Scores of lawsuits have been filed to enjoin his Executive Orders which are frequently unconstitutional or unauthorized by the relevant laws or contrary to existing laws. Many of those lawsuits have been successful at the preliminary stage.
Congress has been pretty passive. Republicans are mostly silent even though many do not like what Trump is doing, and Democrats have been largely ineffectual.
Trump's approval rates have fallen and are net negative and lower than any President other than himself in his first term at this point in his term of office. While Republicans still approve strongly of him, 46% of independents strongly disapprove of him and another 8-11% or so disapprove, but not "strongly." Democrats, of course, almost unanimously strongly disapprove.
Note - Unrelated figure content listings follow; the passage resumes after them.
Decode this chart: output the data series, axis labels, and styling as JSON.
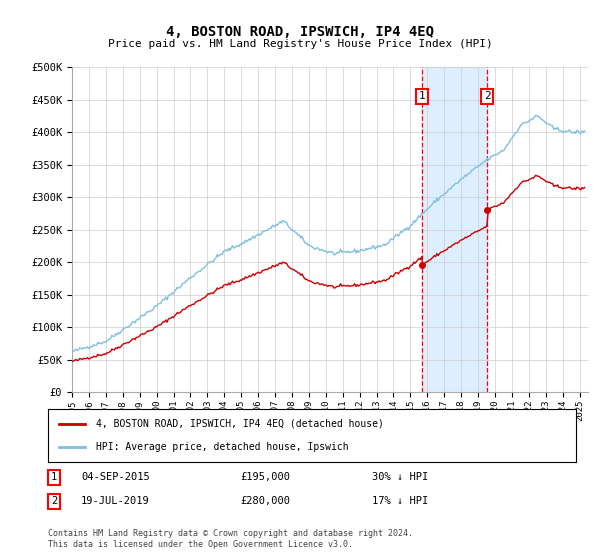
{
  "title": "4, BOSTON ROAD, IPSWICH, IP4 4EQ",
  "subtitle": "Price paid vs. HM Land Registry's House Price Index (HPI)",
  "hpi_color": "#7fbfdf",
  "price_color": "#cc0000",
  "highlight_color": "#ddeeff",
  "ylim": [
    0,
    500000
  ],
  "yticks": [
    0,
    50000,
    100000,
    150000,
    200000,
    250000,
    300000,
    350000,
    400000,
    450000,
    500000
  ],
  "ytick_labels": [
    "£0",
    "£50K",
    "£100K",
    "£150K",
    "£200K",
    "£250K",
    "£300K",
    "£350K",
    "£400K",
    "£450K",
    "£500K"
  ],
  "xtick_labels": [
    "1995",
    "1996",
    "1997",
    "1998",
    "1999",
    "2000",
    "2001",
    "2002",
    "2003",
    "2004",
    "2005",
    "2006",
    "2007",
    "2008",
    "2009",
    "2010",
    "2011",
    "2012",
    "2013",
    "2014",
    "2015",
    "2016",
    "2017",
    "2018",
    "2019",
    "2020",
    "2021",
    "2022",
    "2023",
    "2024",
    "2025"
  ],
  "sale1_date": "04-SEP-2015",
  "sale1_price": 195000,
  "sale1_hpi_diff": "30% ↓ HPI",
  "sale1_x": 2015.67,
  "sale2_date": "19-JUL-2019",
  "sale2_price": 280000,
  "sale2_hpi_diff": "17% ↓ HPI",
  "sale2_x": 2019.54,
  "legend_label1": "4, BOSTON ROAD, IPSWICH, IP4 4EQ (detached house)",
  "legend_label2": "HPI: Average price, detached house, Ipswich",
  "footnote": "Contains HM Land Registry data © Crown copyright and database right 2024.\nThis data is licensed under the Open Government Licence v3.0."
}
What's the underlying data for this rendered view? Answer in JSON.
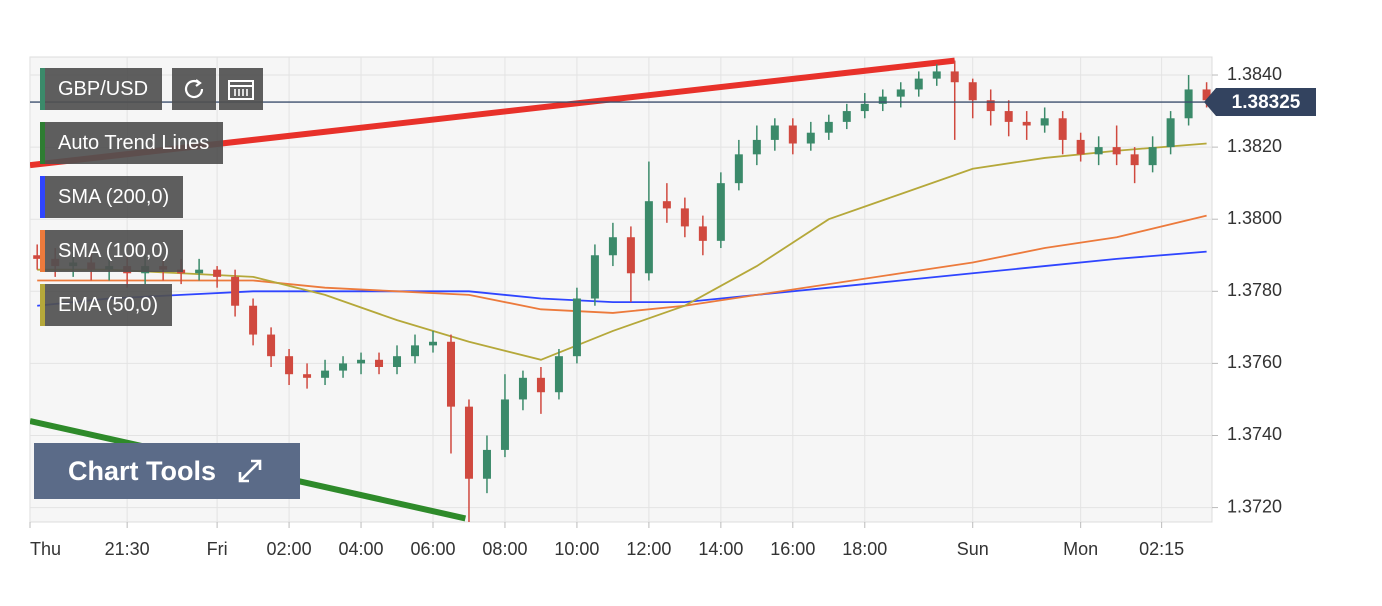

One Democrat in a Pennsylvania special election won a seat that has been held by Republicans for decades by large margins. Two vacancy elections in Florida for Congressional seats saw the GOP margin of victory dramatically reduced. Despite dumping more than $20 million of Musk's personal funds and money from Musk companies into a Wisconsin Supreme Court race, much of its for outright bribes to vote his way, his candidate lost to a liberal by about ten percentage points.
Needless to say, Trump, his press secretary, and his cabinet members are spewing absurd and outrageous lies with no foundation in the truth at all many times a day as justification for policies that make no sense.
At this point the questions are whether and to what extent the wildly destructive actions of Trump 2.0 can be stopped, and if so how, whether democratic government will continue in the United States, and if this eventually ends, what will it take to recover from and deal with all of the damage that Trump has done.
Trump has gone much farther than many of his supporters believed that he would. If free and fair Congressional elections are held in 2026, there is a good chance that the GOP could lose its thin majorities in the House and in the Senate, and its coalitions there are already starting to fray.